Kultkneipe Gleis drei startet am Vatertag
Der Wirt will seinen Biergarten erweitern, um Umsatzeinbußen abzufedern. Das Kabarett soll im Herbst wieder beginnen. Mit Waschmaschinen hat er sich über Wasser gehalten. Er plant eine Hygieneumlage von zwei Euro.
GROSSENBAUM Am Vatertag geht’s endlich wieder los. Dann startet die beliebte Kultkneipe Gleis drei nach der Corona-Zwangspause erneut. Walent Kristic und sein Team bauen gerade die Tische auf dem Vorplatz am Großenbaumer Bahnhof auf. Kristic setzt seine Hoffnungen in die Außen-Gastronomie. Dazu will er den Biergarten erweitern. Der Wirt hofft, damit Umsatzeinbußen, die durch die Abstandsregeln entstehen, abfedern zu können. Denn: „Wenn wir nur noch 30 oder 40 Prozent Umsatz machen können, halten wir das nicht lange durch“, so der Gastronom. Dieses Jahr hätte richtig gut werden können“, sagt er. Endlich mal keine neuen Investitionen, tolles Wetter zum Saisonstart, im Sommer Public-Viewing zur Fußball-EM, Kabarettt mit gefragten Künstlern. Stattdessen: Lockdown, Kurzarbeit und Bangen um die Zukunft. Die düsteren Nachrichten von befreundeten Gastronomen über massive Umsatzeinbrüche bis zu 75 Prozent klingen nicht gerade ermutigend. Doch Kristic ist zuversichtlich, dass seine Kunden wieder kommen: „Das ist ein guter Standort hier in Großenbaum.“
Er hat frische Ware geordert, die Kühlung hochgefahren, eine Schutzwand für die Theke und neue Bistrotische bestellt. Die kleinen Tische sollen im Veranstaltungsraum aufgestellt werden, denn dort finden vorläufig keine Kabarettabende statt. Im Biergarten soll eine zusätzliche Zapftheke installiert werden.

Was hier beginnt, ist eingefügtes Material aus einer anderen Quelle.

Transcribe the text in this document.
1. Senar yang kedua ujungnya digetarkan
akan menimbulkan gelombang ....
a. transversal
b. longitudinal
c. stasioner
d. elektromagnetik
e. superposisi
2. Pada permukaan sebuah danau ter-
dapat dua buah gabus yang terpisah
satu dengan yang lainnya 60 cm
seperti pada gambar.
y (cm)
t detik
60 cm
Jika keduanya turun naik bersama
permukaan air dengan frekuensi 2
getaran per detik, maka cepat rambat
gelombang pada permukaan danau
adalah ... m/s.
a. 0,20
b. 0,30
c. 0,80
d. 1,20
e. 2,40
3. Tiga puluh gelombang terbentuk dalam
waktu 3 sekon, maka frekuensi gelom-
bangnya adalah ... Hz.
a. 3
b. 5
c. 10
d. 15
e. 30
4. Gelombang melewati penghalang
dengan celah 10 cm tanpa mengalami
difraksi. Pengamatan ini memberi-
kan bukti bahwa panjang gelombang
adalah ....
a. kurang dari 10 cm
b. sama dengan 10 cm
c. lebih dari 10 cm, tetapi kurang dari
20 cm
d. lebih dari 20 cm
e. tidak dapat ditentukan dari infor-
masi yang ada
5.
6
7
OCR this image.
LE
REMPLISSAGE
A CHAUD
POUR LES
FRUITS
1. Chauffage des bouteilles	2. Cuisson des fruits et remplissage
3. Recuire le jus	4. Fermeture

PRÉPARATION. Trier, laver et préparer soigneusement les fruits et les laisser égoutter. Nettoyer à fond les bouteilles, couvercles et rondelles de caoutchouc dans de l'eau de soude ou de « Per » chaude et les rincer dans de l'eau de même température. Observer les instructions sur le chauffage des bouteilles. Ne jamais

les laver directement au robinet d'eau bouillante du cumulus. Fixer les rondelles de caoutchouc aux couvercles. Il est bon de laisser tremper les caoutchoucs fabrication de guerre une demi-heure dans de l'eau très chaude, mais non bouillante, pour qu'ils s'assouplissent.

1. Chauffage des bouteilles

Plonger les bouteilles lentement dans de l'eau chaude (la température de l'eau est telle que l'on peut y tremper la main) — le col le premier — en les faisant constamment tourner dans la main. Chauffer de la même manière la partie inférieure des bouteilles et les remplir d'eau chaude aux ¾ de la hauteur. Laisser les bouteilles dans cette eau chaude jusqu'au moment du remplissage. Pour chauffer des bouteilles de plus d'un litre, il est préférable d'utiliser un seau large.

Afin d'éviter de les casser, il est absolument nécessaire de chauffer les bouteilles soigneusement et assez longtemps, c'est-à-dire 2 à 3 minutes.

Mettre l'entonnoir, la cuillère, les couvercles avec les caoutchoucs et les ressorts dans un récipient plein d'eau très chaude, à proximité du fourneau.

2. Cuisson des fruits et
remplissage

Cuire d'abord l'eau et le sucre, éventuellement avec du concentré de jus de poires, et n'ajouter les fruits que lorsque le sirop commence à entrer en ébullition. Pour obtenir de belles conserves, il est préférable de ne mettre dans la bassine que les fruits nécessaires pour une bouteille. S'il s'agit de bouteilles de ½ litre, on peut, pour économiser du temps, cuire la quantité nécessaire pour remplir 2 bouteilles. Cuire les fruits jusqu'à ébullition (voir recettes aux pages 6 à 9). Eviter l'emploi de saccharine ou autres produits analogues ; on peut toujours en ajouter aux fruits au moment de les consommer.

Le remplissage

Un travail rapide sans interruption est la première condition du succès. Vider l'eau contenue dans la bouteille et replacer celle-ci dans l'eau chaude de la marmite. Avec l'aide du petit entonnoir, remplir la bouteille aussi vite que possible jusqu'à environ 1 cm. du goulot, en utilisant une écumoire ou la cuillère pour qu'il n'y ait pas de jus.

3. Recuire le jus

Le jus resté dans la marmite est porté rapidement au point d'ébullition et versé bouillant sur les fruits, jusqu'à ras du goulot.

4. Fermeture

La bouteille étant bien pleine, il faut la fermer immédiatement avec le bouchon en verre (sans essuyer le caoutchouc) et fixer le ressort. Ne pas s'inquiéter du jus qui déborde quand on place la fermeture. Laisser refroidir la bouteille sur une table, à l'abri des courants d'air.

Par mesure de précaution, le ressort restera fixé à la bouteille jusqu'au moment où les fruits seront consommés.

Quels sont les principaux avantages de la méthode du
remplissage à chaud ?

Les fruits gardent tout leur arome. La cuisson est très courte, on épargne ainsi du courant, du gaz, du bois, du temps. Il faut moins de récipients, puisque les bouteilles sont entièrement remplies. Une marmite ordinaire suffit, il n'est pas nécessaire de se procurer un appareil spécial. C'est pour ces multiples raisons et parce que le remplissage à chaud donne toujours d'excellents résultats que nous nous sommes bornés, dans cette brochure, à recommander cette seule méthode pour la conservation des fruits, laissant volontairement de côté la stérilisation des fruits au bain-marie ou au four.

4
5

Bis Juni hat die Stadt die Miete für die Außengastronomie erlassen. Eine Hilfe. Was er anschließend für den erweiterten Biergarten zahlen muss, weiß Kristic noch nicht. Raum ist auf dem ehemaligen Bahnhofsvorplatz jedenfalls genug – und der Betrieb schräg gegenüber wird nichts dagegen haben. Es ist sein Sohn Sami, der dort seit einem Jahr das Vinorado führt. Die Weinbar startet den Betrieb ebenfalls am Donnerstag um 14 Uhr, und zwar mit Selbstbedienung. Im Gleis wird weiter serviert. Aber Kristic verkleindert die Karte auf zehn Gerichte. Es gibt Schnitzel, Currywurst, ein paar Salate. Mit einem Gewinn rechnet der Wirt nicht: „Wenn’s gut läuft, kommen wir bei plus minus null raus“. Die letzten Monate hat der Reparaturbetrieb für Haushaltsgeräte, den Kristic auch noch betreibt, die Familie über Wasser gehalten. Er plant eine Hygieneumlage, von zwei Euro pro Rechnung. „Desinfektionsmittel und alles, das kostet ja“, sagt der Wirt und hofft auf das Verständnis der Kunden.
Die Veranstaltungen sollen ab Herbst wieder stattfinden. Der Auftritt von Kai Magnus Sting am 4. Juni, exakt zum 10-jährigen Bestehen von Gleis 3 geplant, ist auf den 5. November verschoben. Alle 80 Eintrittskarten sind bereits verkauft. Sie behalten ihre Gültigkeit, können aber auch bis zum 31. Juli zurückgegeben werden.
„Wir bauen darauf, dass es im Herbst wieder einigermaßen normal läuft“, sagt Günter Thiel, der die Veranstaltungen organisiert. Wenn die Abstandsregeln allerdings wie gehabt bestehen bleiben, „dann haben wir ein Problem“. Wer von den 80 Kartenbesitzern darf rein und wer nicht? Ein Ausweichen in den Thekenraum ist schwierig. Thiel: „Der Raum ist verwinkelt, man hat nicht von überall eine gute Sicht“. Außerdem ist es gerade das Kabarett in kleinem Rahmen, nah am Künstler, was die Veranstaltungen in Gleis drei ausmachen. Thiel weiß, wie wichtig das Wechselspiel zwischen Publikum und Künstler ist. Und dass sich diese Stimmung nicht recht einstellt, wenn durch Abstandsregeln zuviel Luft zwischen den Stühlen ist.
Bisher jedenfalls hat noch niemand seine Karte für Sting oder eine andere Veranstaltung zurückgegeben. „Ich glaube, die Leute wollen einfach mal wieder lachen“, sagt Thiel, selbst eine rheinische Frohnatur aus Bonn.